Sunday, August 12, 2012

Disconnected connection

I was inspired to write this little piece of reflective writing by a blog I read here.

I have always felt a disconnected quilting and crafting connection to my great grandmothers, grandmothers, and great aunts.  They were all quilters in one way or another.  My mom's Aunt Mildred created beautiful traditional pieced and appliqued quilts I remember seeing as a little girl.  Memories that later inspired me.  My dad's grandmother Amanda, inspired my craftiness with a large leaf bag full of her crafting supplies acquired at age 7. They cleaned out her house to put her in a nursing home and I think my grandmother thought I would enjoy them.  My moms mom made simple charm square quilts for me as a child,
and later a very simplified applique quilt for other grandchildren.  

She used the fabric sample cards my grandfather got her,

 or clothes or scraps from making clothes.  Not always cotton.  She even pieced tiny pieces of old sheets for background fabric.  However I never had any direct connection to the craftiness or quilting.  Inspiration was gleaned from the materials and products I was given.  My mother sewed clothes when I was little and patched and hemmed.  But I was never able to learn at the knee of any relative.  My last non-connection connection came about 12 years ago.  I was moving into a new town home and my Dad's mom, always cleaning out (and my best friend), gave me an old round Christmas tin she had from when she was a teen.  Inside were five large hand stitched, a little imperfectly, hexagon flowers. 

 I had NEVER seen nor heard about them before.  I had been a quilter for 10 years at that point.  Had made quilts for them.  She said something like "oh I found these and thought you might like them."  History is important but it is so much more meaningful when it is communicated directly.  It has always made me wonder if none of these creative women felt worthy or important enough to communicate their creativity to their descendants.  Maybe its why I struggled with my own worthiness and stopped quilting for 10 years.

Maybe that's why the internet social media and my MQGs have been so important in my quilting life.  It gives validation to me as a quilter, a creative person, that my creations have meaning. These groups help to ease those insecurities.

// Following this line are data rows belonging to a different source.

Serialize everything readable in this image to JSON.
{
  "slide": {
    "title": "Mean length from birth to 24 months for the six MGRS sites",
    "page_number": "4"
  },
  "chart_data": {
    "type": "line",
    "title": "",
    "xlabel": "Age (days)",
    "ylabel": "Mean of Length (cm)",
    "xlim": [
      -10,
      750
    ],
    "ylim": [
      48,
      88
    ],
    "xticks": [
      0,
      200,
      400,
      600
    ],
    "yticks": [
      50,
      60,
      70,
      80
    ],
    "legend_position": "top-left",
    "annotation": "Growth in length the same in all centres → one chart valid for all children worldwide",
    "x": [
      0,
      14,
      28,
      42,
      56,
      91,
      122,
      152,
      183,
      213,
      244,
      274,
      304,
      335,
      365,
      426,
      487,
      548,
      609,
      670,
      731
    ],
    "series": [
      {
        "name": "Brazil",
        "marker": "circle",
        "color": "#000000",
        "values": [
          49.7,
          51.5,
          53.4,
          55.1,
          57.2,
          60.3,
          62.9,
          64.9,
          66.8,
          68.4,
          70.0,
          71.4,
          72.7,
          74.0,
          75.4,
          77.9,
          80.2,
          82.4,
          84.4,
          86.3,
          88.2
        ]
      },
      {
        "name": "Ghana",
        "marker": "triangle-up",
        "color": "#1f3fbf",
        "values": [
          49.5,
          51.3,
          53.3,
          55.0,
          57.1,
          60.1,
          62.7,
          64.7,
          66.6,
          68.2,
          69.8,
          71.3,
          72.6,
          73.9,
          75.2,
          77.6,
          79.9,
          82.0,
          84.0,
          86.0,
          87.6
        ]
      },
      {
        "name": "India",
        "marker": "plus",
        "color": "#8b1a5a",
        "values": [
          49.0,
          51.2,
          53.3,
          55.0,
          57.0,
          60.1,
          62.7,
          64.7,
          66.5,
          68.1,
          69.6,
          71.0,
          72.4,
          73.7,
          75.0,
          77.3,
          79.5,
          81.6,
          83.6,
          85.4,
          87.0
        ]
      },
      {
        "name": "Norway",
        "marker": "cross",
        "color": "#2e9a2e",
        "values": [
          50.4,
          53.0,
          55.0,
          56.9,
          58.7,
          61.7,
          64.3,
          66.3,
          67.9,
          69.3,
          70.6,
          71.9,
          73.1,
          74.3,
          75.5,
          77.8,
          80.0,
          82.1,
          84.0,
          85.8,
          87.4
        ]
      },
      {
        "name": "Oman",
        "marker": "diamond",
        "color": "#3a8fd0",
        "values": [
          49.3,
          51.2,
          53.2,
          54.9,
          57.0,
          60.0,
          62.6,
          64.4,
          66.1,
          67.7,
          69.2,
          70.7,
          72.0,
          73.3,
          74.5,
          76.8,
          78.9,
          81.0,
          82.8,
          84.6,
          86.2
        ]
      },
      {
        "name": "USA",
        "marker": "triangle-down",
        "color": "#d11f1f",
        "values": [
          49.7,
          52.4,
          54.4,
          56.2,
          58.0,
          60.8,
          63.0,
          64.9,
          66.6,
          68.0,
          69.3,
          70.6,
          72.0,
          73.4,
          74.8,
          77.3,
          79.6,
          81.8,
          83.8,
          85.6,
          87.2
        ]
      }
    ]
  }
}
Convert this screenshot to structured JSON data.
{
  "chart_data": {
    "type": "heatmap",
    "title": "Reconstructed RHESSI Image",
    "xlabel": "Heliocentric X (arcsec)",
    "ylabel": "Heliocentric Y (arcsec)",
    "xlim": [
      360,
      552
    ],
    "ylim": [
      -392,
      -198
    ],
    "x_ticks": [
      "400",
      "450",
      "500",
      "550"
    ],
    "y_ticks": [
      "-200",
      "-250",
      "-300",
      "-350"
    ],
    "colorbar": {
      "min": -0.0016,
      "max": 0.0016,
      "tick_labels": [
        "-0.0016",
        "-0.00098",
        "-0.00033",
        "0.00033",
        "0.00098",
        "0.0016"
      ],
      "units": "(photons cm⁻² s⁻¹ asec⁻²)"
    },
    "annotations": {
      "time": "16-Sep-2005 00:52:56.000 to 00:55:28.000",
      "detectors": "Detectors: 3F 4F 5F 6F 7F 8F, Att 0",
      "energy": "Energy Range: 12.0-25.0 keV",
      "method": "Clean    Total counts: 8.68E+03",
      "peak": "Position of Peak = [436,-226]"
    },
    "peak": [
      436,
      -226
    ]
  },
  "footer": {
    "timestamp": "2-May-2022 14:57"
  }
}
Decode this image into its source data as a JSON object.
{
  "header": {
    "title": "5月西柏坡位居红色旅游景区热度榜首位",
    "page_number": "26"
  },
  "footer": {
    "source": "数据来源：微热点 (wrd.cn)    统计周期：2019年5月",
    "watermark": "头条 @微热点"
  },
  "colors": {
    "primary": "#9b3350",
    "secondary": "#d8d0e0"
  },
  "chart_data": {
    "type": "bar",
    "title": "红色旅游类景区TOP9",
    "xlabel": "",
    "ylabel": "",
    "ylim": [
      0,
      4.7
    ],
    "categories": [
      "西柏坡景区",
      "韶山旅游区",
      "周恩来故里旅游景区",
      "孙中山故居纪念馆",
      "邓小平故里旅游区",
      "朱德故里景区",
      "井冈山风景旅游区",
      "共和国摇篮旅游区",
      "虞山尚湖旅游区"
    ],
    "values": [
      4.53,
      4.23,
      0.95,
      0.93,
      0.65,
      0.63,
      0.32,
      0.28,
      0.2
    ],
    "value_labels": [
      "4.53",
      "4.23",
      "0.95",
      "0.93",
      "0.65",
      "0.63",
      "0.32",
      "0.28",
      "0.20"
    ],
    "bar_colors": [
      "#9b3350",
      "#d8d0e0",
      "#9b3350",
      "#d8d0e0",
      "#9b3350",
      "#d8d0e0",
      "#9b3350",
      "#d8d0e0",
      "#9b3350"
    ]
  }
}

I think If I could have dinner with anyone ever born, it would be with those ancestresses of mine.  To sit, eat, and talk about our dreams and our creativity.  To giggle over out imperfect seams and favorite materials.  To share in the joy of expressing our selves in our creations.

keep dreaming...Colleen
I have relisted my cancer t-shirts to benefit relay for life in my etsy store


Nancy@OwensOlivia said...

Great post Colleen! The hexagons are gorgeous and you should definitely find a way to incorporate them into one your own designs. I would love to learn how to applique a quilt. I don't know of anyone on my side of the family that quilted, and I may be the first! Family history can be a lot of fun!

kheli said...

Excellent post, Colleen.

Jessica said...

Really love this post! I think we all crave someone to talk to about quilting (which is why I'm so excited for my MQG meeting tomorrow night) - in person, too! The internet is great though, I agree.

Patty@Granma's said...

My grandmothers and great grandmothers were all quilters and crafters, but my mother was too busy making a living to do much more than mending. I do some of everything, but could never interest my daughters, so now I'm working on the grandkids! Quilting friends are the best.